The Elephant Cage, which was modeled on a previous German design, was built to detect high-frequency radio waves transmitted by the Soviet Union and its satellite states. It could directionally locate signals from up to 4,000 nautical miles away, according to Misawa officials.
With the advancement of space-based and other technologies, the Elephant Cage has outlived its usefulness, Air Force officials said.
Misawa’s version was one of several cages built around the world at various installations, including Clark Air Base in the Philippines and RAF Chicksands in England.
The last Elephant Cage still operating is at Joint Base Elmendorf-Richardson in Alaska.
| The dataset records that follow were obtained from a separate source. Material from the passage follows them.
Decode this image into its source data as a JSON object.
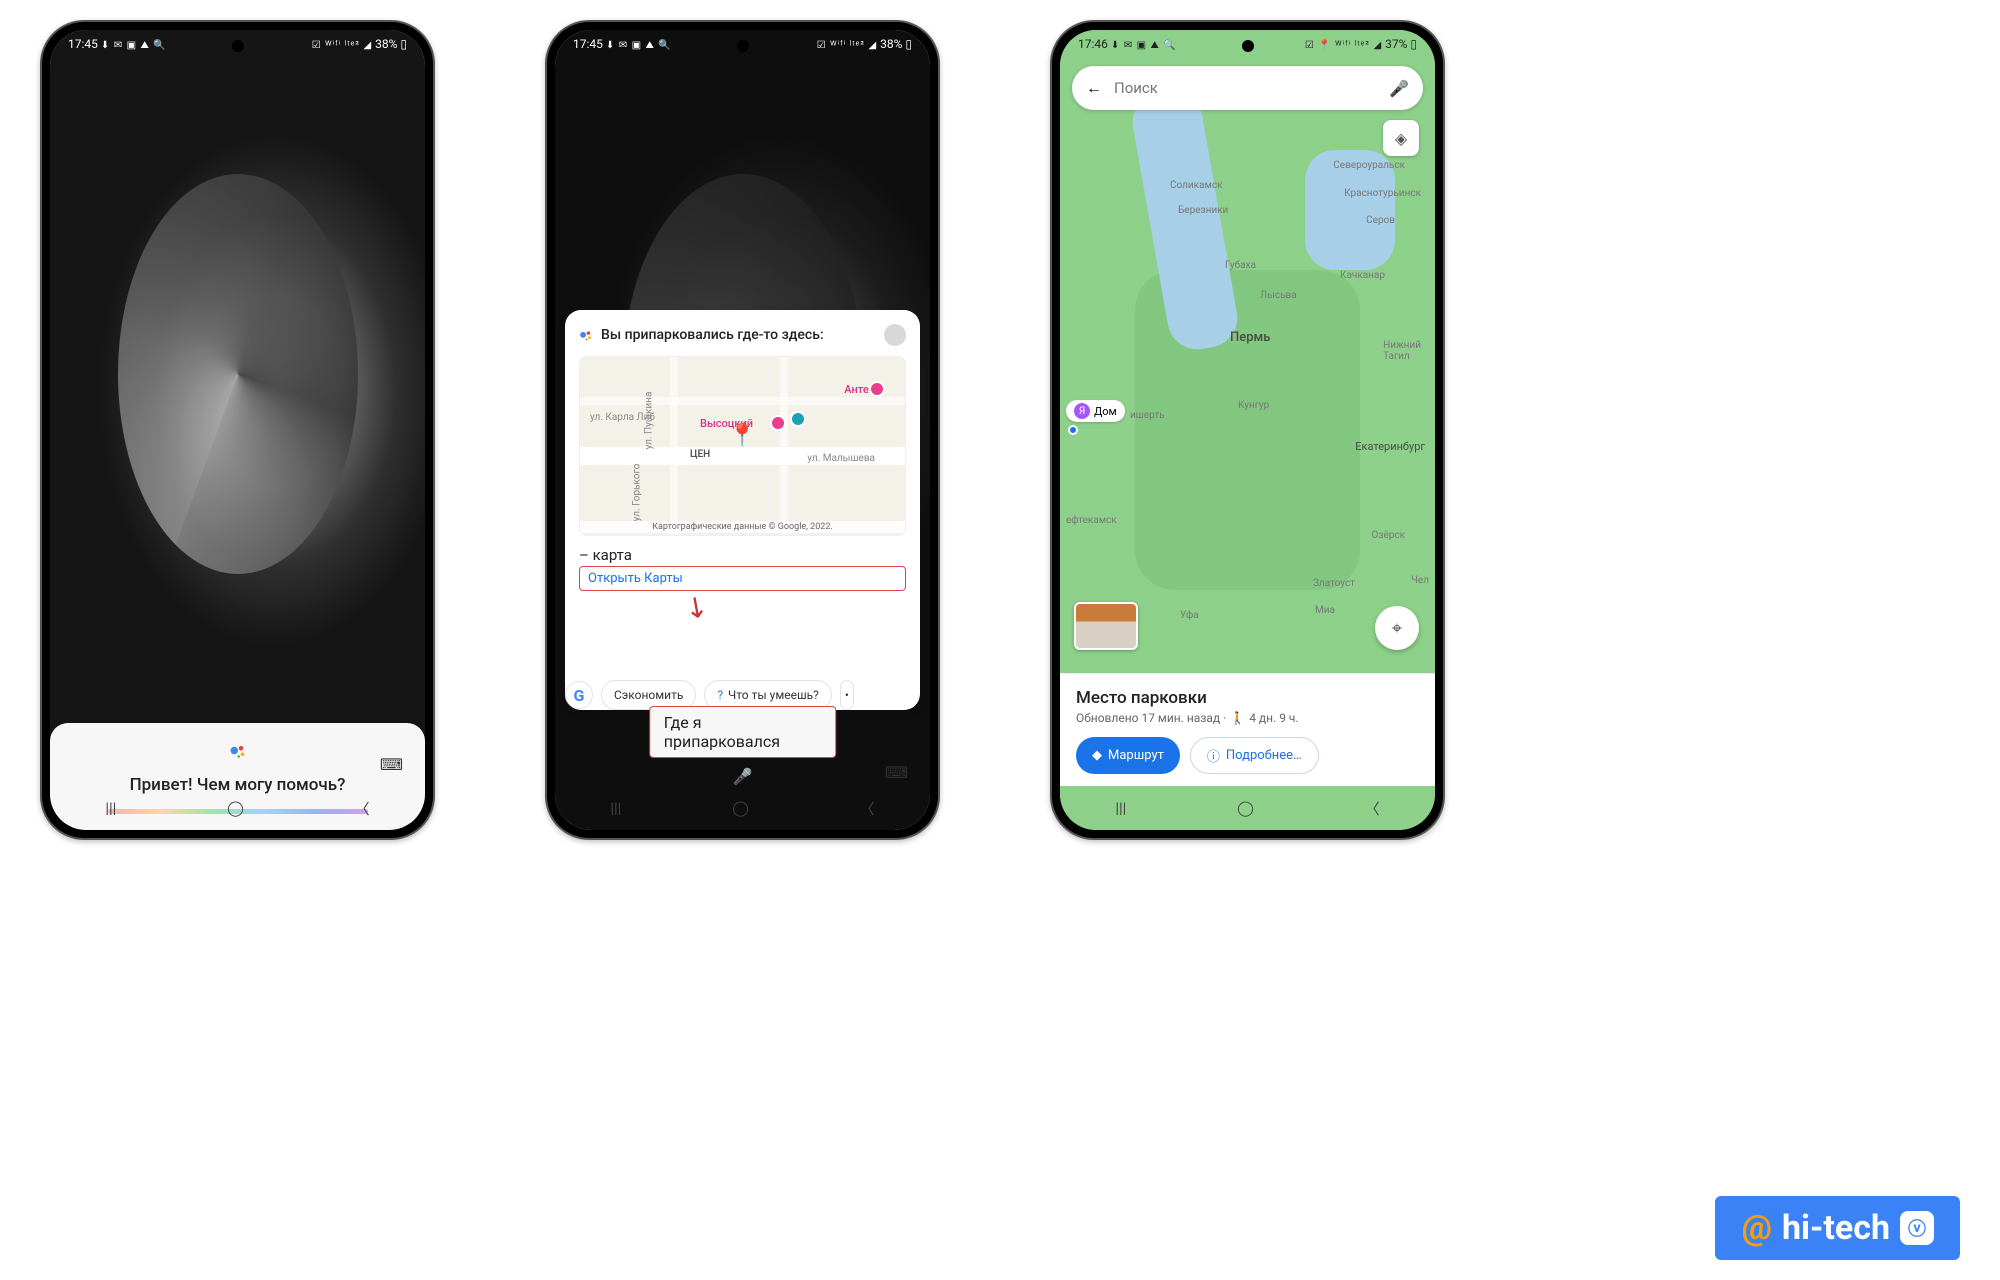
{
  "phone1": {
    "status": {
      "time": "17:45",
      "battery": "38%",
      "icons": "⬇ ✉ ▣ ⛰ 🔍",
      "right": "☑ ᵂⁱᶠⁱ ˡᵗᵉ² ◢"
    },
    "greeting": "Привет! Чем могу помочь?"
  },
  "phone2": {
    "status": {
      "time": "17:45",
      "battery": "38%"
    },
    "cardTitle": "Вы припарковались где-то здесь:",
    "map": {
      "poi1": "Высоцкий",
      "poi2": "Антей",
      "street1": "ул. Пушкина",
      "street2": "ул. Малышева",
      "street3": "ул. Горького",
      "street4": "ул. Карла Либ",
      "center": "ЦЕН",
      "attribution": "Картографические данные © Google, 2022."
    },
    "mapName": "– карта",
    "openMaps": "Открыть Карты",
    "chips": {
      "g": "G",
      "save": "Сэкономить",
      "help": "Что ты умеешь?"
    },
    "query": "Где я припарковался"
  },
  "phone3": {
    "status": {
      "time": "17:46",
      "battery": "37%"
    },
    "search": {
      "placeholder": "Поиск"
    },
    "cities": {
      "perm": "Пермь",
      "solikamsk": "Соликамск",
      "berezniki": "Березники",
      "gubakha": "Губаха",
      "kungur": "Кунгур",
      "ekat": "Екатеринбург",
      "ufa": "Уфа",
      "chelyab": "Чел",
      "nizhniyTagil": "Нижний\nТагил",
      "severouralsk": "Североуральск",
      "krasnoturinsk": "Краснотурьинск",
      "serov": "Серов",
      "kachkanar": "Качканар",
      "neftekamsk": "ефтекамск",
      "ozersk": "Озёрск",
      "zlatoust": "Златоуст",
      "miass": "Миа",
      "lysva": "Лысьва",
      "kishert": "ишерть"
    },
    "home": {
      "label": "Дом",
      "initial": "Я"
    },
    "sheet": {
      "title": "Место парковки",
      "subPrefix": "Обновлено 17 мин. назад ·",
      "walkIcon": "🚶",
      "walkTime": "4 дн. 9 ч.",
      "route": "Маршрут",
      "more": "Подробнее…"
    }
  },
  "nav": {
    "recents": "|||",
    "home": "◯",
    "back": "〈"
  },
  "watermark": {
    "at": "@",
    "text": "hi-tech",
    "badge": "ⓥ"
  }
}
The Elephant Cage at Misawa was decommissioned in 2012 and was supposed to be dismantled last year, but contracting and funding issues delayed it until now, Misawa officials said.
When demolition is completed, the Air Force will have a pleasant dilemma on their hands: what to do with large chunk of waterfront property.
“There are talks of possibly expanding Leftwich Park, which is near the site,” 35th Fighter Wing spokesman Staff Sgt. Tong Duong said.
Grass will be replanted at the site in the near term, Duong added.